А Любомира живо выдернула кончик косы из его пальцев и, отбежав в сторону, спряталась за спиной конунга. Тот поглядел на Ормульва, на побратима и махнул рукой:
– Боги были свидетелями вашего уговора. Я забираю ее у тебя, Ормульв Гуннарссон. И в другой раз, когда попадется девчонка с норовом, послушай мудрого совета Асбьерна: свяжи ее и возьми щит.
Взрыв хохота разнесся по двору. Отсмеявшись, Асбьерн протянул Ормульву руку:
– Не держи зла. Я не ради своей выгоды просил за нее.
– Откуда ты знал? – выдохнул Ормульв, с трудом поднимаясь. – Не иначе сам пробовал лезть к ней с поцелуями.
– Зачем ему? – усмехнулся седобородый Сигурд. – И так от женщин отбоя нет.
Над крышами домов плыли в вечернем воздухе клубы сизого дыма: поодаль на берегу топили баню, поэтому северяне разом оживились, когда с той стороны стали выкрикивать их имена. Эйвинд конунг велел Хауку унести ларец, а про пленниц сказал:
– Накормите их, и пусть отдохнут до утра.
Мужчины уже повернулись, чтобы уйти, но тут Любомира окликнула темноволосого:
– Асбьерн! Скажи, где моя Снежка?
В этот раз она говорила на языке северян, и многие удивились, поскольку не знали, что этот язык ей знаком.

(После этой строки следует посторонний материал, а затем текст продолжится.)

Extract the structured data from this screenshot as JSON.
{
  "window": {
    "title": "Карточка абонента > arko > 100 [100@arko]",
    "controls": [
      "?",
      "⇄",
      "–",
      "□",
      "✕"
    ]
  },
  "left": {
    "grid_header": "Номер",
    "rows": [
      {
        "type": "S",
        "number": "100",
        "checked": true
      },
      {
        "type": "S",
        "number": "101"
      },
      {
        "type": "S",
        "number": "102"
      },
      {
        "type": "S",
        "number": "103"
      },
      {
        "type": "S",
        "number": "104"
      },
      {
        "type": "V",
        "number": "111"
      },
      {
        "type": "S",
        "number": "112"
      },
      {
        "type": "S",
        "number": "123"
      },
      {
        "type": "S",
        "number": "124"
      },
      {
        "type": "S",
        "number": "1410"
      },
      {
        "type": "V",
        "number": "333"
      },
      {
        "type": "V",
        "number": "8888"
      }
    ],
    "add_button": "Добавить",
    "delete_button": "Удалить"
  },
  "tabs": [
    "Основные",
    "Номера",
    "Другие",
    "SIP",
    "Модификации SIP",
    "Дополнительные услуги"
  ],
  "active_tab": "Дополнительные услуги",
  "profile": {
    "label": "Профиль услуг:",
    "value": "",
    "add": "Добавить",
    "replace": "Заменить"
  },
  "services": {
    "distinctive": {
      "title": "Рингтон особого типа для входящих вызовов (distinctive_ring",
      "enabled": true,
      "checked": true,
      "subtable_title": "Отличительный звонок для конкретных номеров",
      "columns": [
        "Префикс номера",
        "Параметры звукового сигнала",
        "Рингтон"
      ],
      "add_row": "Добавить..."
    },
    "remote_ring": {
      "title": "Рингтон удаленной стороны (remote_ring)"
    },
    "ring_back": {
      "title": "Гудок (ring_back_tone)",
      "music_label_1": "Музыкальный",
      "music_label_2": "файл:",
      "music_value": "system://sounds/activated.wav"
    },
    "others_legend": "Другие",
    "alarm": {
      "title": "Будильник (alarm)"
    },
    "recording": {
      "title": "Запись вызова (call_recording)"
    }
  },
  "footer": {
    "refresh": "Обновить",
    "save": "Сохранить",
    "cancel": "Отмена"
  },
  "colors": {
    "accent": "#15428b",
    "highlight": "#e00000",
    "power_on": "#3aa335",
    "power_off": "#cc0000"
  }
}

– Кто? – переспросил Эйвинд, обернувшись.
– Моя волчица, – пояснила девушка. Серые глаза с мольбой взглянули на конунга: – Прошу, не убивайте ее!
Какое-то время Эйвинд молча смотрел на ведунью. Потом ответил:
– Волчицу подарили мне, и я ее не обижу, потому что с давних пор волки хранили мой род.
И ушел с остальными.
На сытый живот прежние страхи уже не кажутся страшными, а печаль и тоска – безысходными. Перекусив свежими ржаными лепешками и рыбой, подруженьки, к огорчению Любомиры, не угомонились, а затеяли перешептываться в темноте, болтать-перебалтывать произошедшее. Любомира только вздыхала, слушая их: лучше б заснули, дали подумать о том, что было сказано да подмечено. Но, видно, после всех событий спать девушкам расхотелось.